The leading cases that Randy tries to distinguish are not to the contrary. Indeed, they demonstrate why the “novelty” argument has so little to commend it.

— It is true that the Court in M’Culloch upheld the Second National Bank because incorporation was what Marshall called a “usual” means for carrying into execution “the great powers vested in government.” But what the Chief Justice was referring to there was the “usual means” that other governments, including state governments, had traditionally used to address such problems: Of course, incorporation of a bank was hardly a “usual” tool for Congress—it was a striking innovation, which is why the First National Bank had engendered such pronounced constitutional debate in the years before the Court decided M’Culloch—with no less than Madison, Jefferson and Edmund Randolph (President Washington's Attorney General) strongly of the view that it was not supported by Congress's article I powers.

— Likewise, Randy is correct to note the Court’s observance in Raich that possession bans are “commonly utilized[] means of regulating commerce in [a] product.” 545 U.S. at 26. But until very recently, it was not commonplace at all for Congress to enact contraband statutes—such prohibitions had long been the province of the states. It is telling that the examples the Raich Court offered in support of its assertion—federal bans on the possession of bald and golden eagle parts, biological weapons, nuclear material, certain plastic explosives, and contraband cigarettes—are all of relatively recent vintage, having first been enacted well into the Nation’s second century. If those contraband statutes had been challenged at their outset, would the Court have declared them invalid because Congress had adopted a novel means of regulation, one previously relegated to the states? The question answers itself.
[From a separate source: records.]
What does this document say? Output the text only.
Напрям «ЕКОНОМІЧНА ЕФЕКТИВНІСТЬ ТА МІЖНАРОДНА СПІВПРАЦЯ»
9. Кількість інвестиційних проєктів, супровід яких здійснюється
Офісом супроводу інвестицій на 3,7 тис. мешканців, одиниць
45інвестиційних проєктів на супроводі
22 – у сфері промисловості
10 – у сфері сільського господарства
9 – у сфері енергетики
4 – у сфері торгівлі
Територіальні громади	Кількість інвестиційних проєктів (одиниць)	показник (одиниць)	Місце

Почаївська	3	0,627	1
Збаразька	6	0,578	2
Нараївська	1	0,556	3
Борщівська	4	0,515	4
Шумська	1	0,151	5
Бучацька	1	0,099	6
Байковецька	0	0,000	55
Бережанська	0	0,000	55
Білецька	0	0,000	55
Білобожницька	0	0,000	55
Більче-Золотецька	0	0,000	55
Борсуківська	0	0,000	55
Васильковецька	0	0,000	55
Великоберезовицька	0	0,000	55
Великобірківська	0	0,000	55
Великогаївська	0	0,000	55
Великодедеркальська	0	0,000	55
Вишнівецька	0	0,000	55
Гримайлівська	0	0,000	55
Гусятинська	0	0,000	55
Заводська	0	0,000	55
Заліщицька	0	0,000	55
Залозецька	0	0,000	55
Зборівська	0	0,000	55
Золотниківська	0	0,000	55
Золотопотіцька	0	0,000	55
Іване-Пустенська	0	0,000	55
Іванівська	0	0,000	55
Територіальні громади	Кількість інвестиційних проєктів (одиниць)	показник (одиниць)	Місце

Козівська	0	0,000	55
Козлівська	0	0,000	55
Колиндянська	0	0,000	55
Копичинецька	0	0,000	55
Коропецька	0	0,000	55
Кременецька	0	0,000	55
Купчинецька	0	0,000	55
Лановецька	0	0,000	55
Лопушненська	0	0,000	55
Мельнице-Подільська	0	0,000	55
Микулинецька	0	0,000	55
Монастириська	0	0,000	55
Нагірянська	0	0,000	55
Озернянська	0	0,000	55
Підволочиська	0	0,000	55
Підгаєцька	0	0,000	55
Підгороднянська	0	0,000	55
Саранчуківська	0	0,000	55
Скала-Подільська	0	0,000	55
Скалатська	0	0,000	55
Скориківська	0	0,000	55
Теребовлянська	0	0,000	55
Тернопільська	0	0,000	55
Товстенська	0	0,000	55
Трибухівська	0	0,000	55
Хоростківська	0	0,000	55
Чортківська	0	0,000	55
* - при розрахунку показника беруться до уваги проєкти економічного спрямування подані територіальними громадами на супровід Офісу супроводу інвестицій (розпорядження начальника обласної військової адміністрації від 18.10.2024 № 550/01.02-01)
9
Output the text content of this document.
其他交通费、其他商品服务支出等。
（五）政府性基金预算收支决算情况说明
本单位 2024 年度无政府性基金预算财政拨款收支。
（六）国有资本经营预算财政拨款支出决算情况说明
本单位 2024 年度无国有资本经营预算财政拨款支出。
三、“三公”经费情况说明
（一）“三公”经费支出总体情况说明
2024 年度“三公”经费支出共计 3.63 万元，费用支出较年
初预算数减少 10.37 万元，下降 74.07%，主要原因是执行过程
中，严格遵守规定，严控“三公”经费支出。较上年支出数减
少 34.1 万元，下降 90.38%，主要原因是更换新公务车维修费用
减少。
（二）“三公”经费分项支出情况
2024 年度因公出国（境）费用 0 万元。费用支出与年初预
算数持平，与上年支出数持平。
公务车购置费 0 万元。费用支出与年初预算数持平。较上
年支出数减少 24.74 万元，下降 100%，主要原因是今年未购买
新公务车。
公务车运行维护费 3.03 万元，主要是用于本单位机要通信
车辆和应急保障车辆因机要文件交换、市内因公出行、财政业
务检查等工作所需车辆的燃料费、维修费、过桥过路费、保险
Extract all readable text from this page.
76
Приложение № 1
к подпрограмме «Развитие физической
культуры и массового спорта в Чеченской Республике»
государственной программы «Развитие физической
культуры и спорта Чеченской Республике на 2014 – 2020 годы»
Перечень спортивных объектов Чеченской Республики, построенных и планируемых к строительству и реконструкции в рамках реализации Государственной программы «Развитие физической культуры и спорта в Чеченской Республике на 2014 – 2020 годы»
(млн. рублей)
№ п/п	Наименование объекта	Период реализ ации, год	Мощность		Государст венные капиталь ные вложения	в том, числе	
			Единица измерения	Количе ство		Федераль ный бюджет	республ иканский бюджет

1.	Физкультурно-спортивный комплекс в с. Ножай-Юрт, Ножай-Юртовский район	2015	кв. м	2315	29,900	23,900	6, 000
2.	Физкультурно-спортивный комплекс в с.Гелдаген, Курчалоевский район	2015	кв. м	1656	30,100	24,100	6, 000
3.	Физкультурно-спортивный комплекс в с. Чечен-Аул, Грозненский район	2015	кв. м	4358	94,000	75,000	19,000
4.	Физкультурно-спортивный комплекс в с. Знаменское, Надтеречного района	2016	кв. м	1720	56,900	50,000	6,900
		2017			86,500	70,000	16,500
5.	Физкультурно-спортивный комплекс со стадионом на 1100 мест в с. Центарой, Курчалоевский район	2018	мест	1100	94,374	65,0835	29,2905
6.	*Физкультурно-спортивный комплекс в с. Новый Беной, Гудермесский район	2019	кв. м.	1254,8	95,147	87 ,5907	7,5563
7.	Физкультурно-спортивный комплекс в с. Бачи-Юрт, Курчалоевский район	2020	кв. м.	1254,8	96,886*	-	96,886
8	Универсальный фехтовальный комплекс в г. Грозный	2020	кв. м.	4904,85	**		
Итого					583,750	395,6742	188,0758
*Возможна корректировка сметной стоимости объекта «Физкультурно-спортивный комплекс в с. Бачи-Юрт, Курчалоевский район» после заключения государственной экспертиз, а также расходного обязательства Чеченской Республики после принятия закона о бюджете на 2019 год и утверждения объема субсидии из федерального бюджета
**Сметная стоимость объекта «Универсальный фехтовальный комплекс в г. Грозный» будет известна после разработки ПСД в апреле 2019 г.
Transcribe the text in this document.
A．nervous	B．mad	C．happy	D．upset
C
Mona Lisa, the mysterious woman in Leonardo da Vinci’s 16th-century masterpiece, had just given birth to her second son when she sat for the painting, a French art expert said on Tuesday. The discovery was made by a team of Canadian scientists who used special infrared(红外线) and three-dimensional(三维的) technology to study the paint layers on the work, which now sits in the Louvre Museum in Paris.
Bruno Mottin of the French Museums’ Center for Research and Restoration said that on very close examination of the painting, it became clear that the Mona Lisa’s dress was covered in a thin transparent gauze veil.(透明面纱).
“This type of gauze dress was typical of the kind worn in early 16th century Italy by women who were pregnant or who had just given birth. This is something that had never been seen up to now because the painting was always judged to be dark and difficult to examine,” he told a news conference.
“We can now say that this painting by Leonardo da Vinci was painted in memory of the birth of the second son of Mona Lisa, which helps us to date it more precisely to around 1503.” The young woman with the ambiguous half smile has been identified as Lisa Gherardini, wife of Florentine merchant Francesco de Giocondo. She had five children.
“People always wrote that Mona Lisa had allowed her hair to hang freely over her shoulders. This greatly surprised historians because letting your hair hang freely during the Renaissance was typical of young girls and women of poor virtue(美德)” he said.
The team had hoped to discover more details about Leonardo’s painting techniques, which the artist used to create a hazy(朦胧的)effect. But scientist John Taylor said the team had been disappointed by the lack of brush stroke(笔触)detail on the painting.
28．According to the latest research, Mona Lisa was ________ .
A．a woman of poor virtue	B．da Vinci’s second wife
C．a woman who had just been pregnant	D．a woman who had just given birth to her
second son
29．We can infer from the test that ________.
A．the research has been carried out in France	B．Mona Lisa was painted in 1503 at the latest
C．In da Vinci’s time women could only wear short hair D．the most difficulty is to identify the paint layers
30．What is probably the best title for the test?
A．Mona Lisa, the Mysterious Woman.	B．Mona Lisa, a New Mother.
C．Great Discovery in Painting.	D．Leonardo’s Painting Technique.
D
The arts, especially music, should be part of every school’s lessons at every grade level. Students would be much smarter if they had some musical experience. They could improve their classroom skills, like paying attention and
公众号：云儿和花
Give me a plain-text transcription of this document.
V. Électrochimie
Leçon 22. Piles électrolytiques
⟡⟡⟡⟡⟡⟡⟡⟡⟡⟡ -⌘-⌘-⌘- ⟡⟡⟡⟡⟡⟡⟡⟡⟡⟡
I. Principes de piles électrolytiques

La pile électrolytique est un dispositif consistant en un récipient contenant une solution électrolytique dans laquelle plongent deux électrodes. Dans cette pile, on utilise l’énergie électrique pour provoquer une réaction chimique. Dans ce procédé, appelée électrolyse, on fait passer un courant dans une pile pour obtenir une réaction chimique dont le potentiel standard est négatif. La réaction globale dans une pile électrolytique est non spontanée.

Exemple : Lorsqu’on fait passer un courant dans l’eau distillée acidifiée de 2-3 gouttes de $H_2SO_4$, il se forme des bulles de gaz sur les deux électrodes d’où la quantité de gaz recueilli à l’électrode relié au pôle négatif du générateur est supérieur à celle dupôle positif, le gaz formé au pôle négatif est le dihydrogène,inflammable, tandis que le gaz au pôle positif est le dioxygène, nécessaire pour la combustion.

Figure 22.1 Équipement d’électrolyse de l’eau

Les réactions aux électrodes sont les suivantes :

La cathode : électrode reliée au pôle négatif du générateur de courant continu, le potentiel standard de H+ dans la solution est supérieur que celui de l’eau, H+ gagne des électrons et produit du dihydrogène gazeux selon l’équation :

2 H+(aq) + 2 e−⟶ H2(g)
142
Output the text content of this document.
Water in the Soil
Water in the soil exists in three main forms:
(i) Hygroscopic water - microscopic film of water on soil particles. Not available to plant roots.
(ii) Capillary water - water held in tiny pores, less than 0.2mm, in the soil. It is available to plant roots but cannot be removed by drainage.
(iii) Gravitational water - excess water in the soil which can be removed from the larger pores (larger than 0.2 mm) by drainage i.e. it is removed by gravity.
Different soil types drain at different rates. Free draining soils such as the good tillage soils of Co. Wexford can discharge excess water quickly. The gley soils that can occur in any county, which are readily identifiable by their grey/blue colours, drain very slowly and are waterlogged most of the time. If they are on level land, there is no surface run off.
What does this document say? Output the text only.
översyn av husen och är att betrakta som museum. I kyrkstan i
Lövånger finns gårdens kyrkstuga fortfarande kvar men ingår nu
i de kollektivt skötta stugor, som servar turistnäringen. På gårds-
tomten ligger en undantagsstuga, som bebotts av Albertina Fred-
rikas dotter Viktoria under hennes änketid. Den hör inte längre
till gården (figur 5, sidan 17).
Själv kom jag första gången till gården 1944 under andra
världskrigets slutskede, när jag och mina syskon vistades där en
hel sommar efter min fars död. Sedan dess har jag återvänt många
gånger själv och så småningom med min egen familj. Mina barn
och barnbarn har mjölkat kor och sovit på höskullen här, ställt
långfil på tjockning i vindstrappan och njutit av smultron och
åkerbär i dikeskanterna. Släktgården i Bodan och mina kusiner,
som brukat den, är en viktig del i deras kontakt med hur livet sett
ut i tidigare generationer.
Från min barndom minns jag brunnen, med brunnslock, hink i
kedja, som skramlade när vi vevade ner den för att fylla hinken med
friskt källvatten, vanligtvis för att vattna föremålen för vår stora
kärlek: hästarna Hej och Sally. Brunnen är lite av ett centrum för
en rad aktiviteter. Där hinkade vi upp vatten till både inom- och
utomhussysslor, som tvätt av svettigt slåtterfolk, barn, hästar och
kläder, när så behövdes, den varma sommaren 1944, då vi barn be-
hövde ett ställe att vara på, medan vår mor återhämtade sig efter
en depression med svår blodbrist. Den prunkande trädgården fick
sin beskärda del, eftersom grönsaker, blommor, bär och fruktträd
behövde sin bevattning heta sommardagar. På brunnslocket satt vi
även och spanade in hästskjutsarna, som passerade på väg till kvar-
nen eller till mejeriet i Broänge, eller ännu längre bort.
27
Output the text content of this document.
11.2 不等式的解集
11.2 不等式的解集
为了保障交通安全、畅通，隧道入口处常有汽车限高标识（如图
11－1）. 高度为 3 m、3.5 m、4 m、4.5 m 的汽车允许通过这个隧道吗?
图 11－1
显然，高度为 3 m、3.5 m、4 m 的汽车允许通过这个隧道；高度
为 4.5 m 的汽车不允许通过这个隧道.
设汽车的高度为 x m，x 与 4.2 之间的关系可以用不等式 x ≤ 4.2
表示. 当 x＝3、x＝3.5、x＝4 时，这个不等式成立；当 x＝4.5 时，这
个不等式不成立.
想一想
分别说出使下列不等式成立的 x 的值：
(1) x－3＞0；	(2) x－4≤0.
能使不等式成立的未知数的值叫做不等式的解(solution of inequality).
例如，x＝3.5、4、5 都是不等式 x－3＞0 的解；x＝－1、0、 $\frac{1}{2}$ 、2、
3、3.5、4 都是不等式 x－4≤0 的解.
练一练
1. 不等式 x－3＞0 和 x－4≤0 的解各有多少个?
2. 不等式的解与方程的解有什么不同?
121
— Finally, it is also true that the Court in Comstock emphasized that the civil commitment provision there was “a modest addition to a longstanding federal statutory framework [governing the delivery of mental health care to federal prisoners federal prisoners], which has been in place since 1855.” 130 S. Ct. at 1961. But as the Court itself explained, for the first century of that tradition, Congress’s system was limited to individuals while they served their federal criminal sentences. It was not until 1949 that Congress did something that raised the sort of constitutional question at issue in Comstock—namely, to authorize the postsentence detention of federal prisoners who suffer from a mental illness and who are thereby dangerous. Did the Comstock Court uphold this authority only because it was not challenged for sixty years? If the challenge had been brought at the outset, would the Court—should the Court?—have declared the law unconstitutional on the ground that “If Congress really had this remarkable authority, it would not have waited 160 years to exercise it”?